The Blount Partnership, a business advocacy group, recognized Barton’s charitable giving by naming him Philanthropist of the Year in 2014.
As his companies’ revenue continue to grow, so will his charitable donations, said Barton. Helping others is an important part of his business philosophy.
“One person can make a difference. We talk about it a lot here, one person is all it takes. It’s not two or 10 or 20, it’s one. If one person helps one person – that’s enough. If you’re fortunate enough to help two or three that’s great,” Barton says.
Several of Barton’s businesses are directly involved in charitable giving.
LexLin Ranch, a horse breeding operation in Rockwood, is in the second year of its Gypsy Gift program, which donates Gypsy Vanner horses to accredited equine therapy centers across the country.
Gypsy Vanners are small draft horses that have a gentle manner, making them ideal for work as therapy horses, Barton explains.
Vanquish also supports the Smoky Mountain Service Dogs organization, which provides service dogs to disabled veterans. In August, Vanquish sponsored a baseball jersey auction at a Tennessee Smokies minor league game to raise money for the service dog organization.
“We are grateful for our strong partnership with Vanquish Worldwide and LexLin Ranch, and their continued support to assist us in providing service dogs to our wounded heroes,” says Mike Kitchens, Smoky Mountain Service Dogs Volunteer Chair.
In addition to financial contributions to various organizations, Barton has funded college scholarships and held community events to honor the sacrifice of veterans, law enforcement and emergency responders.
In June this year, Vanquish hosted an appreciation day at its Maryville headquarters for police, fire and emergency medical personnel in Blount, Campbell, Grainger, Jefferson, Knox, Loudon, Morgan, Anderson, Sevier and Roane counties.

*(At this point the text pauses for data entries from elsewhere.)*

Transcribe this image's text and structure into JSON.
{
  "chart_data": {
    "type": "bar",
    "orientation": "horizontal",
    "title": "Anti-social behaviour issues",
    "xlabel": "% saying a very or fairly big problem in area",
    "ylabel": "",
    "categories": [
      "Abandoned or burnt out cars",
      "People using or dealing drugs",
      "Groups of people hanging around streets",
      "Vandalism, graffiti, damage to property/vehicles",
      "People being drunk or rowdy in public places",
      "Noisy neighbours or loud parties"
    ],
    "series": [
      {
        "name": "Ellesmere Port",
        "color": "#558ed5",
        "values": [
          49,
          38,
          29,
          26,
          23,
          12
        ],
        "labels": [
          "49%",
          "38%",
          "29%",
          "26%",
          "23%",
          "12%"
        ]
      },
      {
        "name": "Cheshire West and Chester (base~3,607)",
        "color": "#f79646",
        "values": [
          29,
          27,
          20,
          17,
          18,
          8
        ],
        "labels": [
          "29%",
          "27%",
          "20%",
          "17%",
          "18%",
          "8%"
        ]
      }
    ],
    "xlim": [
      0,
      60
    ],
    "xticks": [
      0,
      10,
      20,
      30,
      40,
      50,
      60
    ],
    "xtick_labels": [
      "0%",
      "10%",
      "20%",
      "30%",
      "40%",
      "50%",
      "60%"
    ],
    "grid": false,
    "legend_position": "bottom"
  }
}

More than 200 first responders attended.
Among the scholarships Barton has established is a $100,000 endowment at the Marine Corps Scholarship Foundation.
“We named him philanthropist of the year for a reason,” explains Bryan Daniels, president and CEO of the Blount Partnership. “Eric supports the community and supports the initiatives we have going here. We are very fortunate that he has his headquarters here.”
Fortunate, indeed. Barton could have gone anywhere to start his business, but he and his wife, Mechelle, were always impressed with East Tennessee. Eric, who grew up in Illinois, and Mechelle, who is from North Carolina, often passed through East Tennessee when visiting family.
“When I left the United States Marine Corps and began my entrepreneurial career, we felt that East Tennessee, specifically Blount County, was the perfect location to start our business and raise our family,” Barton says.
They plan to stay. The Bartons five children – all of whom have worked summers for the family businesses – have put down roots in Tennessee.